Analgesia arising from exercising can occur via release of endogenous opioids in the central nervous system and periphery. However, the literature remains controversial about exercise ways and actions in pain. Thus, the aim of this study was to evaluate whether resistance exercise produces changes on the nociception and suffers interference by applying an opioid inhibitor. 18 rats divided into three groups were used: G1 - hyperalgesia on right knee and untreated; G2 - hyperalgesia and treated with jumps in water; G3 - hyperalgesia with previous injection of naloxone and subsequent jumps. To produce hyperalgesia,100 ul of 5% formalin was injected in the tibiofemoral joint space. Pain was assessed using a digital von Frey filament on the right medial tibiofemoral joint.
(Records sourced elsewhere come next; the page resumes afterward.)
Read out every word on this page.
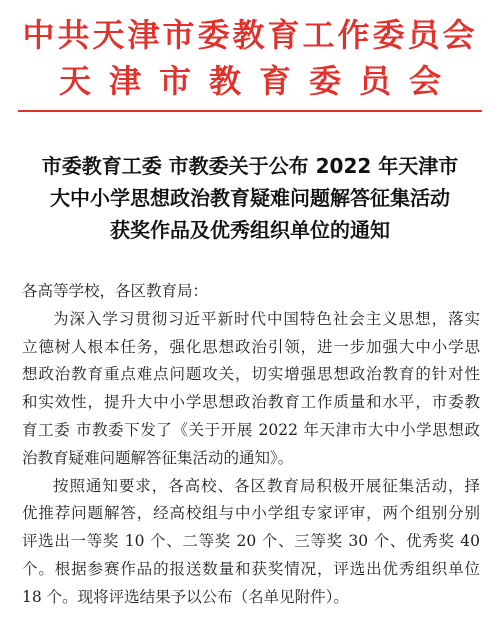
中共天津市委教育工作委员会
天津市教育委员会
市委教育工委 市教委关于公布 2022 年天津市
大中小学思想政治教育疑难问题解答征集活动
获奖作品及优秀组织单位的通知
各高等学校，各区教育局：
为深入学习贯彻习近平新时代中国特色社会主义思想，落实
立德树人根本任务，强化思想政治引领，进一步加强大中小学思
想政治教育重点难点问题攻关，切实增强思想政治教育的针对性
和实效性，提升大中小学思想政治教育工作质量和水平，市委教
育工委 市教委下发了《关于开展 2022 年天津市大中小学思想政
治教育疑难问题解答征集活动的通知》。
按照通知要求，各高校、各区教育局积极开展征集活动，择
优推荐问题解答，经高校组与中小学组专家评审，两个组别分别
评选出一等奖 10 个、二等奖 20 个、三等奖 30 个、优秀奖 40
个。根据参赛作品的报送数量和获奖情况，评选出优秀组织单位
18 个。现将评选结果予以公布（名单见附件）。
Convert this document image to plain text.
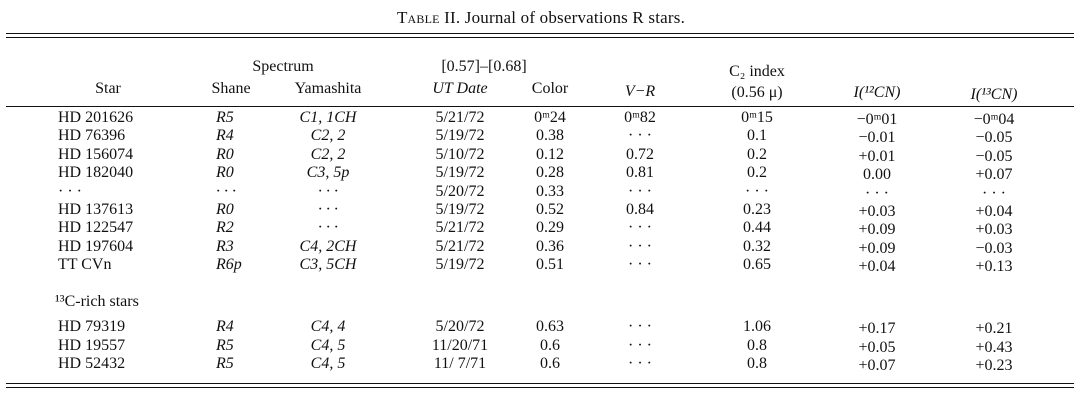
Table II. Journal of observations R stars.
Spectrum	[0.57]–[0.68]	C₂ index
Star	Shane	Yamashita	UT Date	Color	V−R	(0.56 μ)	I(¹²CN)	I(¹³CN)
HD 201626	R5	C1, 1CH	5/21/72	0ᵐ24	0ᵐ82	0ᵐ15	−0ᵐ01	−0ᵐ04
HD 76396	R4	C2, 2	5/19/72	0.38	· · ·	0.1	−0.01	−0.05
HD 156074	R0	C2, 2	5/10/72	0.12	0.72	0.2	+0.01	−0.05
HD 182040	R0	C3, 5p	5/19/72	0.28	0.81	0.2	0.00	+0.07
· · ·	· · ·	· · ·	5/20/72	0.33	· · ·	· · ·	· · ·	· · ·
HD 137613	R0	· · ·	5/19/72	0.52	0.84	0.23	+0.03	+0.04
HD 122547	R2	· · ·	5/21/72	0.29	· · ·	0.44	+0.09	+0.03
HD 197604	R3	C4, 2CH	5/21/72	0.36	· · ·	0.32	+0.09	−0.03
TT CVn	R6p	C3, 5CH	5/19/72	0.51	· · ·	0.65	+0.04	+0.13
¹³C-rich stars
HD 79319	R4	C4, 4	5/20/72	0.63	· · ·	1.06	+0.17	+0.21
HD 19557	R5	C4, 5	11/20/71	0.6	· · ·	0.8	+0.05	+0.43
HD 52432	R5	C4, 5	11/ 7/71	0.6	· · ·	0.8	+0.07	+0.23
The evaluation periods were: pre-injury (EV1) after 15 minutes (EV2) and 30 minutes (EV3) and one hour (EV4). The applied exercise was jumping in water and it occurred after EV2. The animal performed 4 sets of 5 jumps, with an interval of 3 minutes and overload of 50% of body weight. In G1, nociceptive increase was observed, with significant decrease and return to initial baseline values in AV4; G2 showed threshold restoration after exercise and return to baseline; G3 reduced thresholds, without restoration or significant increase in them. We concluded that there was analgesia with use of exercise and that it was altered by blocking beta-endorphin.